Note: This is the third blog in a three-part series on Thailand’s senatorial elections. The first blog post explaining the complex electoral process can be read here, while the second blog outlining what’s at stake can be read here.
On 26 June, Thailand concluded its complex Senate election, marking the first upper house poll held since the military coup in 2014. However, thousands of electoral fraud complaints and an investigation into candidate qualifications delayed the official announcements of the results, initially set to be published on 3 July. On 10 July, the Senate officially endorsed the 200 new senators.
The provisional results released by the Election Commission (EC) on 2 July – which remain largely unchanged – provided a glimpse into the new Senate's composition. The question now looms: Will the new Senate be a departure from the outgoing military-appointed body, or will it perpetuate the status quo? Pundits lean towards the latter, but the potential for positive change cannot be discounted.
How did the election process go?
The self-selection process was expectedly relatively quiet, given that only those who applied to be candidates were allowed to vote in the in-direct election (Read more on the election process here). Of the 45,000 approved candidates, approximately 3000 finalists met on 26 June to vote on one another. Pro-reform activists had hoped that over one hundred thousand people would compete, but various factors, including the high application fees, may have contributed to falling short of this number. Nevertheless, on 27 June, the Election Commission released a list of 200 senators-elect and 100 substitutes in the case of disqualifications. Beyond one candidate being replaced by a substitute, the preliminary list of senators remained intact and was made official on 10 July.
The delay in publishing the official results has raised several concerns. The EC received thousands of complaints about block-vote rigging allegations, fake degrees, and false information provided in certain candidates’ registration documents. Allegations that some candidates were hired to participate in the race and cases of group voting, where candidates diverted their votes to other candidates supported by political groups – called into question the election’s credibility. While investigations are pending, the EC stated that 'at this point, we cannot say the voting was not free and fair.'
Political experts and observers have not shied away from criticizing the election system for its disproportionate representation across provinces. Punchada Sirivunnabood, associate professor of social sciences and humanities at the Mahidol University in Bangkok, points out that ‘'the Senate should ideally be representative of all provinces, but results show that although occupation groups are covered, only around 44 (out of 76) provinces are represented.’' This critique sheds light on the election system's flaws and informs the public about the need for reform. Indeed, as a Thai reformist speaking on condition of anonymity noted, the provisional results ‘'serve as a reminder that the establishment makes the rules and knows how to use [state mechanisms] to achieve their ends.’' In other words, an overly complicated system to select senators might be working as intended.
Who are the big winners?
It’s difficult to say for sure whether pro-reform or conservative candidates won more seats, given the rule that candidates cannot hold political positions or be backed by political parties. However, political analysts have assessed that most incoming senators align with conservative interests. According to the Election Commission’s preliminary results, more than half of the elected senators are tied to the Bhumajaithai Party (BJT). This conservative and populist group is the third-largest party in the lower house and partners in the Pheu-Thai-led ruling coalition. Buri Ram in Northeastern Thailand, a stronghold province for BJT, saw the most senators (14) elected, while at least 80 elected senators come from twelve provinces where BJT has Members of Parliament. Other significant figures include former army generals, civil servants and police officers as well as a few academics and human rights activists.
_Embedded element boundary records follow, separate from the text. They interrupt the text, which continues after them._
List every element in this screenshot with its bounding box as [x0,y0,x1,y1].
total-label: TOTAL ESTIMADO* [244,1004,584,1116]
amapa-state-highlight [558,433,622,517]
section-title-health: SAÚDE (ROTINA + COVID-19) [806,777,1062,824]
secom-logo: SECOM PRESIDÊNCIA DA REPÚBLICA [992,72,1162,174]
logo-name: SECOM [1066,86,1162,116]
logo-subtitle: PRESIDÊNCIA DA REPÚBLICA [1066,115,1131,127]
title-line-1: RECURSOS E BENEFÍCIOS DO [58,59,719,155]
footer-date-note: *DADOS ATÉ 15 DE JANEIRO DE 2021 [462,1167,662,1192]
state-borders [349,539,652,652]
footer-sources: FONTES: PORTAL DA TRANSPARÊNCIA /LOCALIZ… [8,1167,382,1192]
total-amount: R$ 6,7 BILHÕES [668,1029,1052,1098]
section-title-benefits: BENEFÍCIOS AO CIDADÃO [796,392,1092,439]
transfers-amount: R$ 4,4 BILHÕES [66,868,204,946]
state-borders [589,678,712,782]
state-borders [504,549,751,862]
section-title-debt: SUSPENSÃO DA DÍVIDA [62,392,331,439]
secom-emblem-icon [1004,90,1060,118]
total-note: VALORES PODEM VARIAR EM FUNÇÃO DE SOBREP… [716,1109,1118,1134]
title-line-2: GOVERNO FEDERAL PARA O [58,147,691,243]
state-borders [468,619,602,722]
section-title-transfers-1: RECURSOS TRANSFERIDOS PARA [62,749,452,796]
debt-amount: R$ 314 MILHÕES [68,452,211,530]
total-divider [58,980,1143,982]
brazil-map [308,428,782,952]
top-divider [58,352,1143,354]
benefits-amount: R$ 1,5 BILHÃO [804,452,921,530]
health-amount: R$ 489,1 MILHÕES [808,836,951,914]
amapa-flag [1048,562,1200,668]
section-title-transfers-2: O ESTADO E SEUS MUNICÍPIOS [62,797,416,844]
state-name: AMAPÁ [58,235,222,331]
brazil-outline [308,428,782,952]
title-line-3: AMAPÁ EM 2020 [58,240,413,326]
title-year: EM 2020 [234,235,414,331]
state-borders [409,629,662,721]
What next for Thailand’s politics?
Two potential scenarios could unfold over the next five years. The most likely scenario suggests minimal change, with the 'old guard' simply adopting a new vehicle to maintain their influence over the Senate. Constitutional amendments are still on the table; however, political analysts note that significant legal changes like changing the senate voting system and amending the lese majeste law are unlikely under a BJT-dominated senate. However, a more positive second scenario might see those local leaders and senators-elect with diverse backgrounds driving positive change that centres around the communities and ordinary people they serve. Coupled with sufficient external pressure, these leaders might align themselves more with public demands, offering a glimmer of hope for Thailand's democratic future.
Disclaimer: Opinions expressed in this commentary are those of the authors and do not necessarily represent the institutional position of International IDEA, its Board of Advisers or its Council of Member States.